In unittests we typically talk of ‘code coverage’ as an indicator of how good your tests are: are all codepaths exercised by your test suite, or are you leaving some untested blind spots that risk being executed in production and reveal some unexpected bug?
Operator framework charms use the observer pattern, where incoming juju events trigger registered charm methods to execute workload operation logic. Juju events can come in at (almost) any time and in (almost) every order, which means it is very important to verify that the charm code can tolerate different sequences of events. So not only it’s important that tests exercise all code, but also that tests exercise all possible ways of executing the same pieces of code in different orders.
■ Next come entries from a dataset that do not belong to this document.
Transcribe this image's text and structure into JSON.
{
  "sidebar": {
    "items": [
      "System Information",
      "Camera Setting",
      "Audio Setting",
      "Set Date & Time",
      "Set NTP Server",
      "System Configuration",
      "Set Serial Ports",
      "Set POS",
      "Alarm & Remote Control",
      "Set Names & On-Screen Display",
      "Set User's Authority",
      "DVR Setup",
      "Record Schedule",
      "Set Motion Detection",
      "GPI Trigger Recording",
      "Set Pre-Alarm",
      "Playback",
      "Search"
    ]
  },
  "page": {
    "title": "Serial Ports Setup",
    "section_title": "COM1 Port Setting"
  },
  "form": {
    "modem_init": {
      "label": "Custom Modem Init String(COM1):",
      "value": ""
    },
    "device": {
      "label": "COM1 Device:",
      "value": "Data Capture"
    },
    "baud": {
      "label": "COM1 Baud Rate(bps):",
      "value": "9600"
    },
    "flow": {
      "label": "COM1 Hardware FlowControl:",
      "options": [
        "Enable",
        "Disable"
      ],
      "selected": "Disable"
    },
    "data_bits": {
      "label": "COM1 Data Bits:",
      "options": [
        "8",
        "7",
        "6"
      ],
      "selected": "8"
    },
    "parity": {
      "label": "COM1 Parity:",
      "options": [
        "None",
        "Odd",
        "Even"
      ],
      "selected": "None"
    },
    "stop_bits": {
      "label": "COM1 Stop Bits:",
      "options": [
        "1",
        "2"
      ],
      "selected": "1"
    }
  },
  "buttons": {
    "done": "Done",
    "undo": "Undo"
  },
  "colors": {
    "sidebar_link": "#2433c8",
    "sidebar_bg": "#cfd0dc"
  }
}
It’s quite the combinatorial puzzle to figure out how to do this efficiently, and before we can solve this formally we need a well-defined concept of state and state transition (giving it a shot in scenario
), so we can write the state machine down that we can solve using logic programming tools.
That, or we can brute-force our way out of it, but where’s the fun in that.
As a start, to see where we stand, I propose the creation of an ‘event space coverage’ calculation tool that, not unlike the existing code coverage tools, would output some numbers to tell you how good your test suite is.
A basic metric would be: are all possible events your charm could receive, emitted by the test suite?
A second, more complex metric could be: of all possible (finite) event sequences your charm can see, what are triggered by your test code?
How to express this second metric, how to calculate it, that’s what I’ll be keeping the back of my head busy with the next couple of days. If anyone has thoughts on the matter, please drop a line!